Robert Honore wrote:
... As such, I can distinguish the following issues as aspects of
the problem given all that was mentioned in this thread, the "solving
the real problem" thread and the one on the IPv6 mail list about
deprecating Site Local addresses and the usage of IPv6 Link Local
addresses. They are as far as I can tell the following.
* Stable (or reliable) end-point identifiers
* Resiliency of application (protocol) in the face of sudden IP
* Self-organised networks
I like your analysis very much. Thank you for writing it up.

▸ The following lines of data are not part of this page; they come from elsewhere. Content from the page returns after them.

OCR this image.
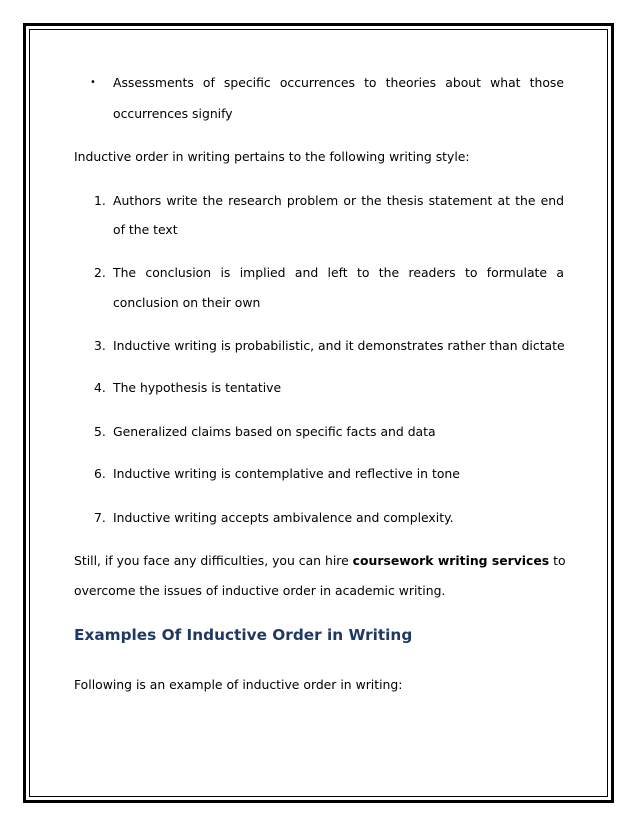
• Assessments of specific occurrences to theories about what those
occurrences signify
Inductive order in writing pertains to the following writing style:
1. Authors write the research problem or the thesis statement at the end
of the text
2. The conclusion is implied and left to the readers to formulate a
conclusion on their own
3. Inductive writing is probabilistic, and it demonstrates rather than dictate
4. The hypothesis is tentative
5. Generalized claims based on specific facts and data
6. Inductive writing is contemplative and reflective in tone
7. Inductive writing accepts ambivalence and complexity.
Still, if you face any difficulties, you can hire coursework writing services to
overcome the issues of inductive order in academic writing.
Examples Of Inductive Order in Writing
Following is an example of inductive order in writing:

However, I also see a kind of causality here: it looks to me
that stable end-point identifiers are mainly needed to make
applications survive IP address changes. Dave Crocker's MAST
is a good example how you can do that without having stable
On the other hand, security looks to me as a good reason for
having stable end-point identifiers. If you can securely
recognize an end-point (with emphasis on the *re-* part of
re-cognize), you can develop trust. Trust, in turn, is very
handy for lowering transaction costs.
With respect to stable end-point identifiers, we must in my opinion,
still specify what we are calling an end-point and settle once and for
all the question of whether an IP address is a suitable candidate for
such an identifier.
Even facing the danger of opening yet another rat hole, in my
opinion we should not have a very strict definition for end-point.

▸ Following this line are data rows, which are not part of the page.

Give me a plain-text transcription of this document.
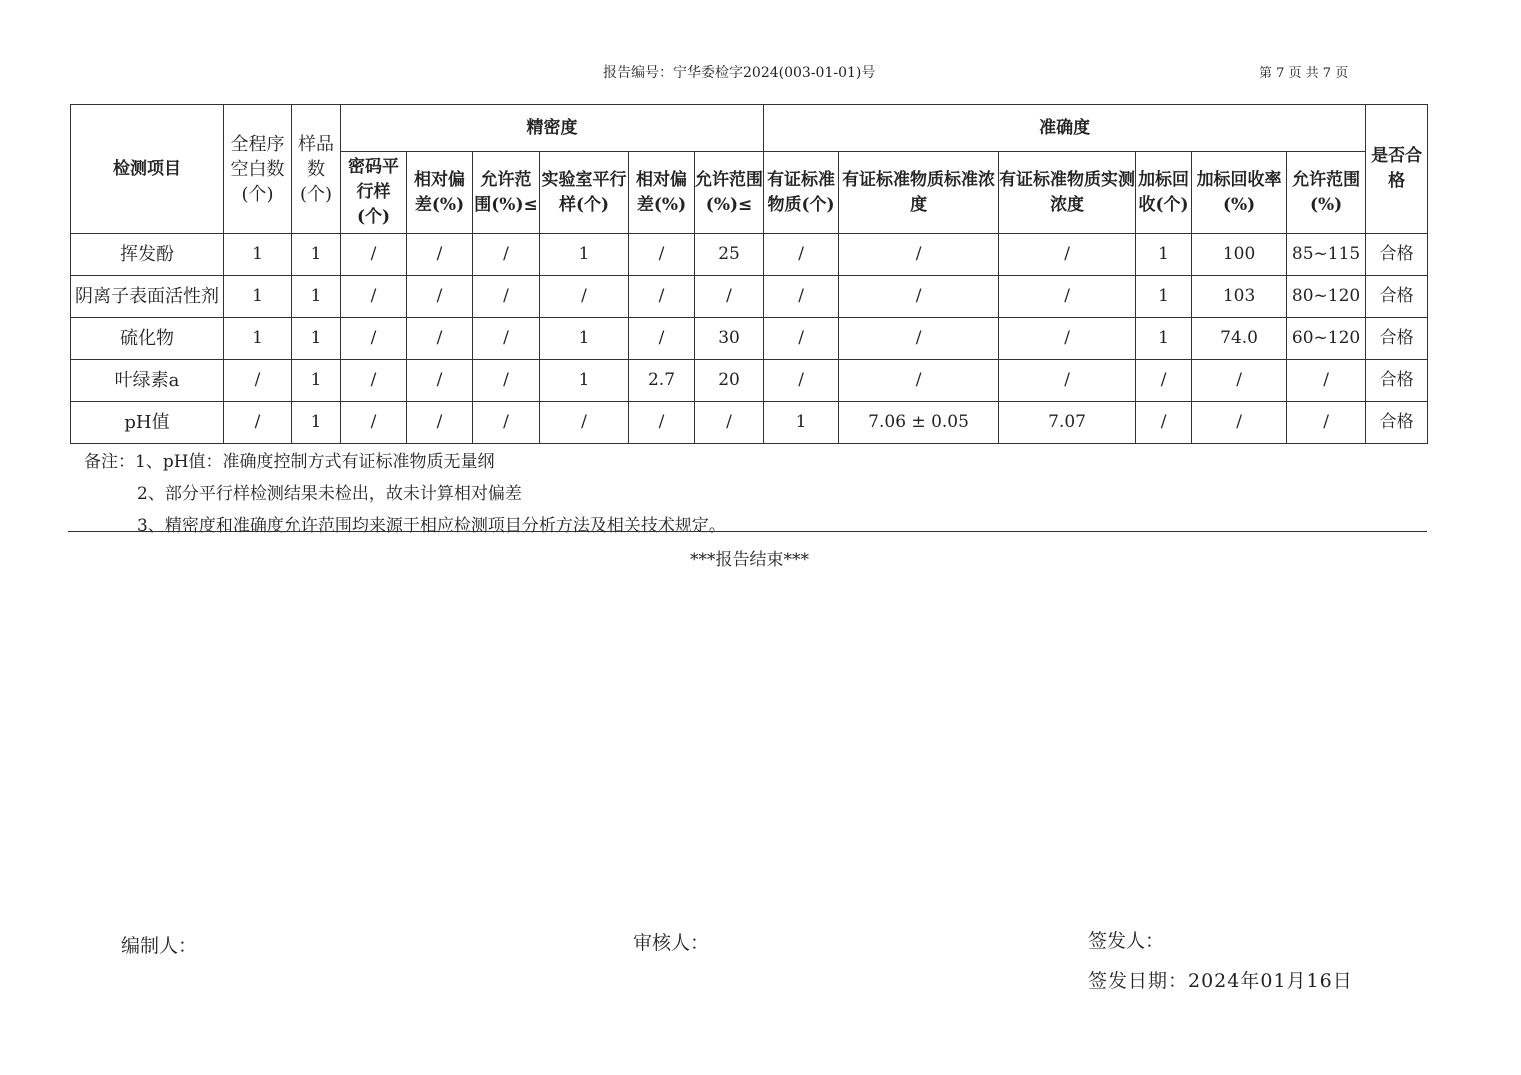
报告编号：宁华委检字2024(003-01-01)号	第 7 页 共 7 页
检测项目	全程序空白数(个)	样品数(个)	精密度						准确度						是否合格
			密码平行样(个)	相对偏差(%)	允许范围(%)≤	实验室平行样(个)	相对偏差(%)	允许范围(%)≤	有证标准物质(个)	有证标准物质标准浓度	有证标准物质实测浓度	加标回收(个)	加标回收率(%)	允许范围(%)	
挥发酚	1	1	/	/	/	1	/	25	/	/	/	1	100	85~115	合格
阴离子表面活性剂	1	1	/	/	/	/	/	/	/	/	/	1	103	80~120	合格
硫化物	1	1	/	/	/	1	/	30	/	/	/	1	74.0	60~120	合格
叶绿素a	/	1	/	/	/	1	2.7	20	/	/	/	/	/	/	合格
pH值	/	1	/	/	/	/	/	/	1	7.06 ± 0.05	7.07	/	/	/	合格
备注：1、pH值：准确度控制方式有证标准物质无量纲
2、部分平行样检测结果未检出，故未计算相对偏差
3、精密度和准确度允许范围均来源于相应检测项目分析方法及相关技术规定。
***报告结束***
编制人：	审核人：	签发人：
签发日期：2024年01月16日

That is, IMHO end-point should and could be a fuzzy concept,
somewhat like the concept of a site is today.
From my point of view, an end-point may be a process, a group of
processes, a host, or even a server cluster offering services as
a unit. To me, it looks like fate sharing and common semantics
are the key points here. An end-point should either work or fail,
it should not be usual for half of an end-point fail while the
other half is continuing. An end-point should also be considered
at the application level as a single unit.
My question following from all that, are two. Is it worth it to attempt
a solution to any of the aforementioned problems? If so, which one
should we tackle first?
In my opinion, we clearly need solutions to all of these problems.

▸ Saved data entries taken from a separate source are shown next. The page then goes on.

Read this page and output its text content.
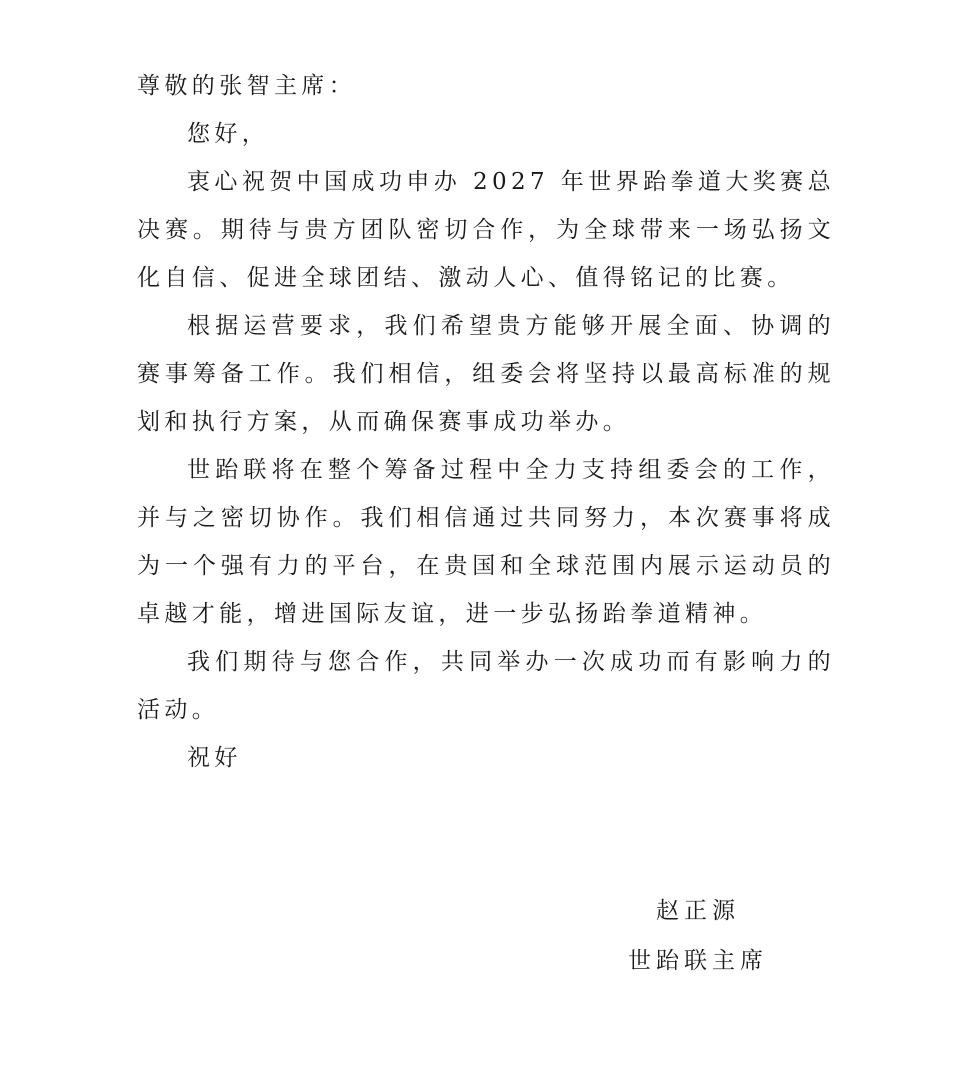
尊敬的张智主席：

您好，

衷心祝贺中国成功申办 2027 年世界跆拳道大奖赛总决赛。期待与贵方团队密切合作，为全球带来一场弘扬文化自信、促进全球团结、激动人心、值得铭记的比赛。

根据运营要求，我们希望贵方能够开展全面、协调的赛事筹备工作。我们相信，组委会将坚持以最高标准的规划和执行方案，从而确保赛事成功举办。

世跆联将在整个筹备过程中全力支持组委会的工作，并与之密切协作。我们相信通过共同努力，本次赛事将成为一个强有力的平台，在贵国和全球范围内展示运动员的卓越才能，增进国际友谊，进一步弘扬跆拳道精神。

我们期待与您合作，共同举办一次成功而有影响力的活动。

祝好

赵正源
世跆联主席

Furthermore, it looks like introducing stable end-point identifiers
to the stack almost automatically protect applications from
the changes of IP addresses. I also tend to believe that stable
end-point identifiers may also help to build self-organized
networks. However, IMHO the problem of self-organized networks
is more researchy in nature than the other two.
Now, even though I believe that we should solve the problems (and
apparently believe that there are sensible solutions), achieving
consensus on solutions that require architectural change may take
too long. Hence, I also believe that we need some kind of a road
map, with some "temporary" or intermediate solutions along the way
to a more long-standing set of solutions.